Recent collaborations as a chamber player have included a Musica Viva tour of Australia with violist/composer Brett Dean and performances with Anne Sofie von Otter and Bengt Forsberg in Malmö, Stockholm and the Bergen International Festival. He continues his long-standing partnership with British violinist Tasmin Little in UK recital tours. Piers Lane is Patron of the Accompanists Guild of Queensland, Inc.

Since 2007, Lane is the artistic director of the Australian Festival of Chamber Music held annually in Townsville.

Lane has an extensive discography on the Hyperion label and has also recorded for EMI, Decca, BMG, Lyrita and Unicorn-Khanchana. Recent releases from Hyperion include concertos by Eyvind Alnæs and Christian Sinding, a Delius song disc with Yvonne Kenny and a recording of Ernest Bloch's Piano Quintets with the Goldner String Quartet, which was an Editor's Choice in the December 2007 Gramophone magazine and BBC Music Magazines Record of the Month for February 2008. He is one of the few pianists to have recorded John Ireland's Piano Concerto in E-flat major. In 2014 Hyperion released his recording of the complete piano concertos of Malcolm Williamson, including the world premiere recording of the 4th Piano Concerto. Lane is a well-known voice on BBC Radio 3, having written and presented more than 100 programs, including a 54-part series called The Piano.

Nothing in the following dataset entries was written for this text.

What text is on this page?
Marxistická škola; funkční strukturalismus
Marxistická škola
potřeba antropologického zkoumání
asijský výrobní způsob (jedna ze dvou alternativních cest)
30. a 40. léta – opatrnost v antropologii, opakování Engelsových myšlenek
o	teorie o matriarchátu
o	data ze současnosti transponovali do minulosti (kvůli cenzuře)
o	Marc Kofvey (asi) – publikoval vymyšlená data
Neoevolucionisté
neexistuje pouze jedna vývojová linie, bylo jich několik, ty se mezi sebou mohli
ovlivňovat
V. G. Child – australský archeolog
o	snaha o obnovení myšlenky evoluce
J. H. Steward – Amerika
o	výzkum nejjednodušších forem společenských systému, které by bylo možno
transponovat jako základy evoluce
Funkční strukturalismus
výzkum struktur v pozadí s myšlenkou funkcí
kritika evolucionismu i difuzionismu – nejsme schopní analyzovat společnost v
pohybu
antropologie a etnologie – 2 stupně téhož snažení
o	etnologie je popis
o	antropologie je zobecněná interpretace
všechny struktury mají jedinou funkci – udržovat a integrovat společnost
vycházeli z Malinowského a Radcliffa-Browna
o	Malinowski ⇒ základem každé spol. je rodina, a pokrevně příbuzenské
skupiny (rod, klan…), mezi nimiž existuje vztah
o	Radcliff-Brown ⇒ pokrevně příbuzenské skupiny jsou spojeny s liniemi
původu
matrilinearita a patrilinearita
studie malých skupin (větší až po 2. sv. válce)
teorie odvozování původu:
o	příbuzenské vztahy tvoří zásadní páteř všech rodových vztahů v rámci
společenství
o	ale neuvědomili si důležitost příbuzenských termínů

In 1994 he was made an Honorary Member of the Royal Academy of Music, where he has been a professor of piano since 1989. In 2007 he received an honorary doctorate from Griffith University, Brisbane. Lane is patron and an active supporter of the Tait Memorial Trust in London, a charitable foundation to support young Australian performing artists in the UK.

Lane is the artistic director of the Myra Hess Day held annually at the National Gallery in London, and of the 2009 Bloch Festival at Wigmore Hall. Lane's recording of Ernest Bloch Piano Quintets Nos. 1 and 2 with the Goldner Quartet (Hyperion) was nominated for BBC Music Magazine Awards in 2009.

In the 2012 Queen's Birthday Honours list, Lane was named an Officer of the Order of Australia for "distinguished service to the performing arts as an internationally renowned classical pianist, to professional and cultural organisations, and to the development of emerging musicians".

In April 2015, following the death of the inaugural artistic director Warren Thomson in February, Piers Lane was announced as the artistic director of the 2016 Sydney International Piano Competition.

Lane won the Sir Bernard Heinze Memorial Award in 2022.